Relevo Emblema N. 4, 1977. acrílica sobre madeira, 100 X 150 X 5 cm. Acervo Museu de Arte Moderna da Bahia
Composição 12, 1962. Óleo sobre tela. A obra foi doada para o acervo do Masp pelos galeristas Ana Dale, Antonio Almeida e Carlos Dale Junior 61

Em seu “Manifesto Ainda que Tardio”, publicado em 1976, o pintor, escultor e gravurista baiano Rubem Valentim (1922-1991) deixava bastante claro de onde emergia sua arte: “Minha linguagem plástico-visual-signográfica está ligada aos valores míticos profundos de uma cultura afro-brasileira (mestiça-animista-fetichista). Com o peso da Bahia sobre mim – a cultura vivenciada; com o sangue negro nas veias – o atavismo; com os olhos abertos para o que se faz no mundo – a contemporaneidade”. Ele buscava, como dizia no mesmo texto, “uma linguagem universal, mas de caráter brasileiro”, sem se filiar a nenhum dos movimentos ou correntes artísticas estrangeiras ou nacionais.
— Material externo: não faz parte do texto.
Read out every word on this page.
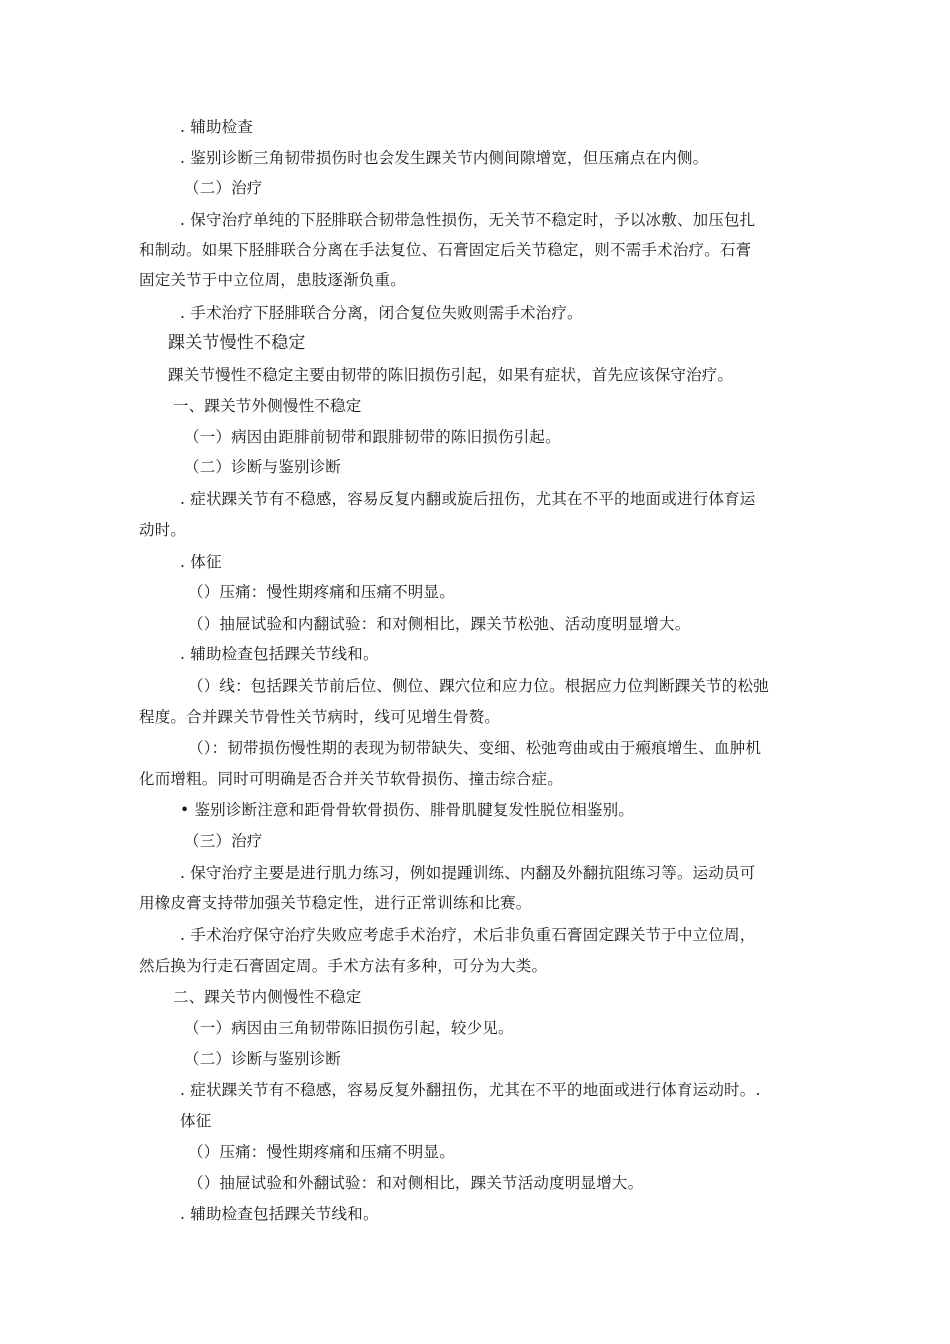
. 辅助检查
. 鉴别诊断三角韧带损伤时也会发生踝关节内侧间隙增宽，但压痛点在内侧。
（二）治疗
. 保守治疗单纯的下胫腓联合韧带急性损伤，无关节不稳定时，予以冰敷、加压包扎
和制动。如果下胫腓联合分离在手法复位、石膏固定后关节稳定，则不需手术治疗。石膏
固定关节于中立位周，患肢逐渐负重。
. 手术治疗下胫腓联合分离，闭合复位失败则需手术治疗。
踝关节慢性不稳定
踝关节慢性不稳定主要由韧带的陈旧损伤引起，如果有症状，首先应该保守治疗。
一、踝关节外侧慢性不稳定
（一）病因由距腓前韧带和跟腓韧带的陈旧损伤引起。
（二）诊断与鉴别诊断
. 症状踝关节有不稳感，容易反复内翻或旋后扭伤，尤其在不平的地面或进行体育运
动时。
. 体征
（）压痛：慢性期疼痛和压痛不明显。
（）抽屉试验和内翻试验：和对侧相比，踝关节松弛、活动度明显增大。
. 辅助检查包括踝关节线和。
（）线：包括踝关节前后位、侧位、踝穴位和应力位。根据应力位判断踝关节的松弛
程度。合并踝关节骨性关节病时，线可见增生骨赘。
（）：韧带损伤慢性期的表现为韧带缺失、变细、松弛弯曲或由于瘢痕增生、血肿机
化而增粗。同时可明确是否合并关节软骨损伤、撞击综合症。
• 鉴别诊断注意和距骨骨软骨损伤、腓骨肌腱复发性脱位相鉴别。
（三）治疗
. 保守治疗主要是进行肌力练习，例如提踵训练、内翻及外翻抗阻练习等。运动员可
用橡皮膏支持带加强关节稳定性，进行正常训练和比赛。
. 手术治疗保守治疗失败应考虑手术治疗，术后非负重石膏固定踝关节于中立位周，
然后换为行走石膏固定周。手术方法有多种，可分为大类。
二、踝关节内侧慢性不稳定
（一）病因由三角韧带陈旧损伤引起，较少见。
（二）诊断与鉴别诊断
. 症状踝关节有不稳感，容易反复外翻扭伤，尤其在不平的地面或进行体育运动时。.
体征
（）压痛：慢性期疼痛和压痛不明显。
（）抽屉试验和外翻试验：和对侧相比，踝关节活动度明显增大。
. 辅助检查包括踝关节线和。
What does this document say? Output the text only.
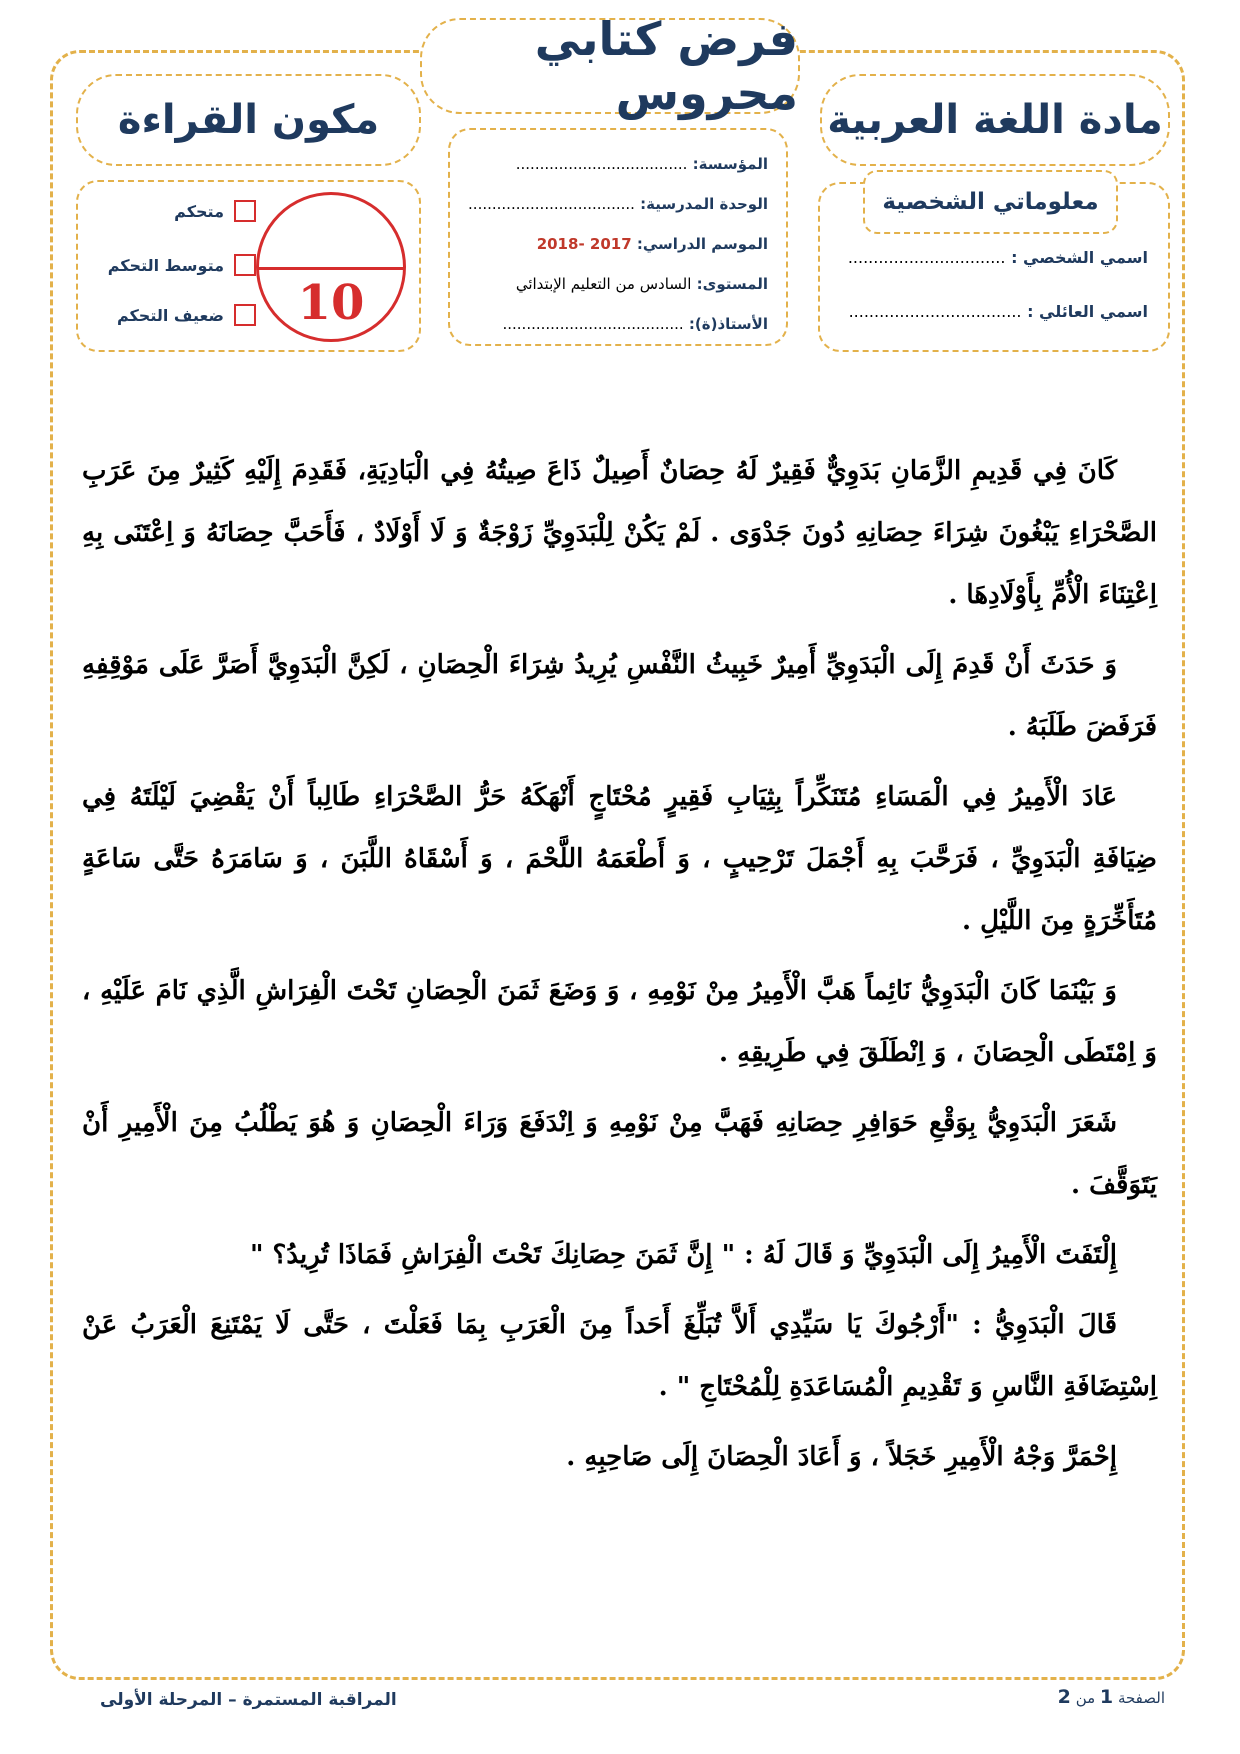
فرض كتابي محروس مادة اللغة العربية
مكون القراءة
المؤسسة: ....................................
الوحدة المدرسية: ...................................
الموسم الدراسي: 2017 -2018
المستوى: السادس من التعليم الإبتدائي
الأستاذ(ة): ......................................
معلوماتي الشخصية
اسمي الشخصي : ...............................
اسمي العائلي : ..................................
10
متحكم
متوسط التحكم
ضعيف التحكم

كَانَ فِي قَدِيمِ الزَّمَانِ بَدَوِيٌّ فَقِيرٌ لَهُ حِصَانٌ أَصِيلٌ ذَاعَ صِيتُهُ فِي الْبَادِيَةِ، فَقَدِمَ إِلَيْهِ كَثِيرٌ مِنَ عَرَبِ الصَّحْرَاءِ يَبْغُونَ شِرَاءَ حِصَانِهِ دُونَ جَدْوَى . لَمْ يَكُنْ لِلْبَدَوِيِّ زَوْجَةٌ وَ لَا أَوْلَادٌ ، فَأَحَبَّ حِصَانَهُ وَ اِعْتَنَى بِهِ اِعْتِنَاءَ الْأُمِّ بِأَوْلَادِهَا .

وَ حَدَثَ أَنْ قَدِمَ إِلَى الْبَدَوِيِّ أَمِيرٌ خَبِيثُ النَّفْسِ يُرِيدُ شِرَاءَ الْحِصَانِ ، لَكِنَّ الْبَدَوِيَّ أَصَرَّ عَلَى مَوْقِفِهِ فَرَفَضَ طَلَبَهُ .

عَادَ الْأَمِيرُ فِي الْمَسَاءِ مُتَنَكِّراً بِثِيَابِ فَقِيرٍ مُحْتَاجٍ أَنْهَكَهُ حَرُّ الصَّحْرَاءِ طَالِباً أَنْ يَقْضِيَ لَيْلَتَهُ فِي ضِيَافَةِ الْبَدَوِيِّ ، فَرَحَّبَ بِهِ أَجْمَلَ تَرْحِيبٍ ، وَ أَطْعَمَهُ اللَّحْمَ ، وَ أَسْقَاهُ اللَّبَنَ ، وَ سَامَرَهُ حَتَّى سَاعَةٍ مُتَأَخِّرَةٍ مِنَ اللَّيْلِ .

وَ بَيْنَمَا كَانَ الْبَدَوِيُّ نَائِماً هَبَّ الْأَمِيرُ مِنْ نَوْمِهِ ، وَ وَضَعَ ثَمَنَ الْحِصَانِ تَحْتَ الْفِرَاشِ الَّذِي نَامَ عَلَيْهِ ، وَ اِمْتَطَى الْحِصَانَ ، وَ اِنْطَلَقَ فِي طَرِيقِهِ .

شَعَرَ الْبَدَوِيُّ بِوَقْعِ حَوَافِرِ حِصَانِهِ فَهَبَّ مِنْ نَوْمِهِ وَ اِنْدَفَعَ وَرَاءَ الْحِصَانِ وَ هُوَ يَطْلُبُ مِنَ الْأَمِيرِ أَنْ يَتَوَقَّفَ .

إِلْتَفَتَ الْأَمِيرُ إِلَى الْبَدَوِيِّ وَ قَالَ لَهُ : " إِنَّ ثَمَنَ حِصَانِكَ تَحْتَ الْفِرَاشِ فَمَاذَا تُرِيدُ؟ "

قَالَ الْبَدَوِيُّ : "أَرْجُوكَ يَا سَيِّدِي أَلاَّ تُبَلِّغَ أَحَداً مِنَ الْعَرَبِ بِمَا فَعَلْتَ ، حَتَّى لَا يَمْتَنِعَ الْعَرَبُ عَنْ اِسْتِضَافَةِ النَّاسِ وَ تَقْدِيمِ الْمُسَاعَدَةِ لِلْمُحْتَاجِ " .

إِحْمَرَّ وَجْهُ الْأَمِيرِ خَجَلاً ، وَ أَعَادَ الْحِصَانَ إِلَى صَاحِبِهِ .

المراقبة المستمرة – المرحلة الأولى	الصفحة 1 من 2
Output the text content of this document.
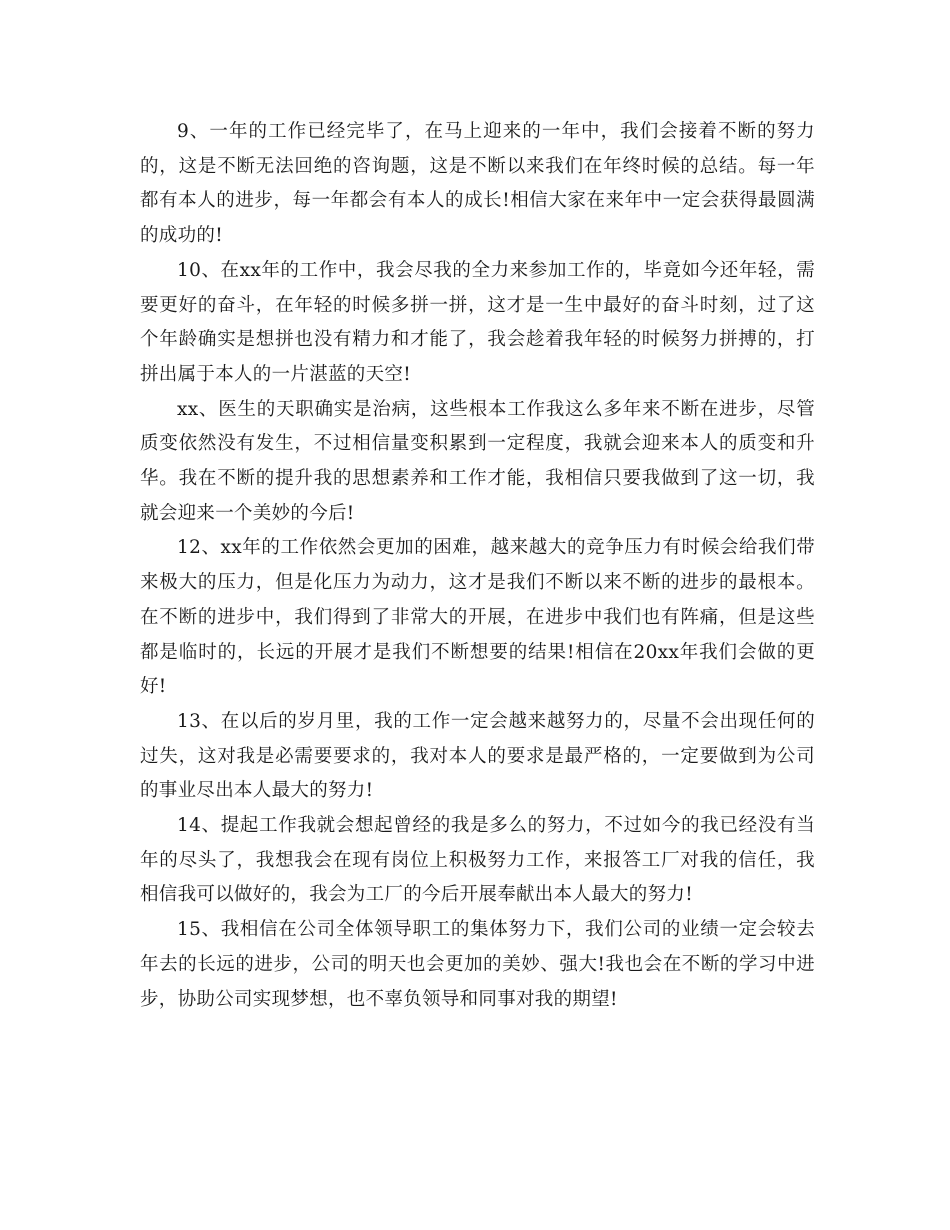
9、一年的工作已经完毕了，在马上迎来的一年中，我们会接着不断的努力的，这是不断无法回绝的咨询题，这是不断以来我们在年终时候的总结。每一年都有本人的进步，每一年都会有本人的成长!相信大家在来年中一定会获得最圆满的成功的!

10、在xx年的工作中，我会尽我的全力来参加工作的，毕竟如今还年轻，需要更好的奋斗，在年轻的时候多拼一拼，这才是一生中最好的奋斗时刻，过了这个年龄确实是想拼也没有精力和才能了，我会趁着我年轻的时候努力拼搏的，打拼出属于本人的一片湛蓝的天空!

xx、医生的天职确实是治病，这些根本工作我这么多年来不断在进步，尽管质变依然没有发生，不过相信量变积累到一定程度，我就会迎来本人的质变和升华。我在不断的提升我的思想素养和工作才能，我相信只要我做到了这一切，我就会迎来一个美妙的今后!

12、xx年的工作依然会更加的困难，越来越大的竞争压力有时候会给我们带来极大的压力，但是化压力为动力，这才是我们不断以来不断的进步的最根本。在不断的进步中，我们得到了非常大的开展，在进步中我们也有阵痛，但是这些都是临时的，长远的开展才是我们不断想要的结果!相信在20xx年我们会做的更好!

13、在以后的岁月里，我的工作一定会越来越努力的，尽量不会出现任何的过失，这对我是必需要要求的，我对本人的要求是最严格的，一定要做到为公司的事业尽出本人最大的努力!

14、提起工作我就会想起曾经的我是多么的努力，不过如今的我已经没有当年的尽头了，我想我会在现有岗位上积极努力工作，来报答工厂对我的信任，我相信我可以做好的，我会为工厂的今后开展奉献出本人最大的努力!

15、我相信在公司全体领导职工的集体努力下，我们公司的业绩一定会较去年去的长远的进步，公司的明天也会更加的美妙、强大!我也会在不断的学习中进步，协助公司实现梦想，也不辜负领导和同事对我的期望!
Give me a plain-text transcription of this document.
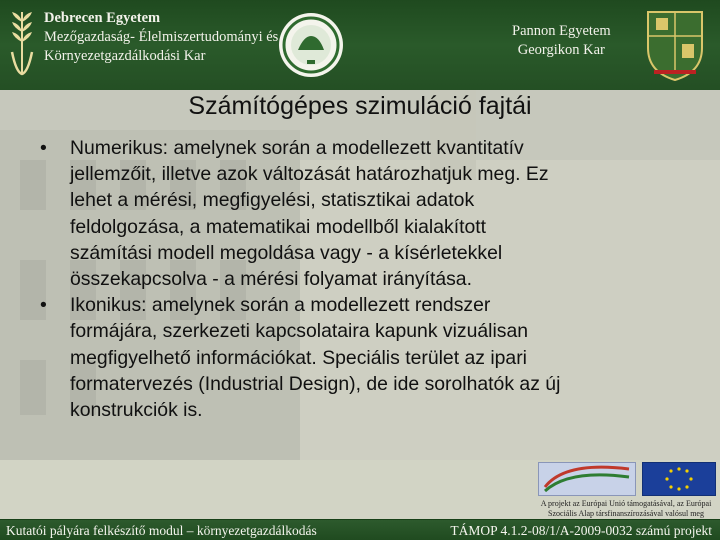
Debrecen Egyetem
Mezőgazdaság- Élelmiszertudományi és
Környezetgazdálkodási Kar
Pannon Egyetem
Georgikon Kar
Számítógépes szimuláció fajtái
• Numerikus: amelynek során a modellezett kvantitatív
jellemzőit, illetve azok változását határozhatjuk meg. Ez
lehet a mérési, megfigyelési, statisztikai adatok
feldolgozása, a matematikai modellből kialakított
számítási modell megoldása vagy - a kísérletekkel
összekapcsolva - a mérési folyamat irányítása.
• Ikonikus: amelynek során a modellezett rendszer
formájára, szerkezeti kapcsolataira kapunk vizuálisan
megfigyelhető információkat. Speciális terület az ipari
formatervezés (Industrial Design), de ide sorolhatók az új
konstrukciók is.
A projekt az Európai Unió támogatásával, az Európai
Szociális Alap társfinanszírozásával valósul meg
Kutatói pályára felkészítő modul – környezetgazdálkodás	TÁMOP 4.1.2-08/1/A-2009-0032 számú projekt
Imagem: Rubem Valentim, Pintura 2, 1960 / Foto: Tomás Toledo, curador-chefe do MASP

Ainda assim, em sentido contrário às palavras do próprio artista, boa parte da crítica, do mercado e da historiografia da arte definiu Valentim como um artista basicamente construtivo, relegando à segundo plano o universo simbólico de sua obra, ligado ao candomblé, à umbanda e à cultura afro-brasileira. Houve uma “insistência em enquadrá-lo, um tanto à força, no contexto das correntes construtivas canônicas, forjadas no eixo Rio-São Paulo, apartando das reflexões os sentidos religioso, espiritual e social, portanto político, que são parte integrante da conformação de seus trabalhos e de sua vida como artista”, afirma Fernando Oliva, curador da mostra “Rubem Valentim: Construções Afro-Atlânticas”, uma grande individual do artista em cartaz no Masp até março de 2019.

Marcus Lontra, curador de “Rubem Valentim: Construção e Fé”, outra exposição do artista baiano em cartaz em São Paulo, na Caixa Cultural, segue na mesma linha. “Assim ele se tornava mais palatável. Quiseram adocicar o Rubem Valentim dizendo que ele era um modernista com temperinho brasileiro. Como se falassem: ‘Vamos jogar um dendê aqui nesse escargot’. Mas acontece que o dendê não era o final, era a base”, diz Lontra. “Quer dizer, o Valentim parte dessa visualidade africana e, com um olhar erudito, sintetiza isso através da cor e da forma.”

De outro lado, quando não foi classificado como construtivo ou concretista, Valentim foi visto como um artista “místico, sobrenatural e mágico”, sendo enquadrado em um universo folclórico também simplificador de sua obra. “É equivocado e muito limitador da potência deste artista reduzi-lo a apenas construtivo ou apenas tributário da cultura do candomblé”, diz Oliva. “Nós queremos apresentar o artista total que ele era, que transitava e fazia a síntese entre formas associadas ao abstracionismo geométrico de linhagem europeia, canônico, e as formas que ele encontrou originalmente nas religiões de matriz africana”, explica.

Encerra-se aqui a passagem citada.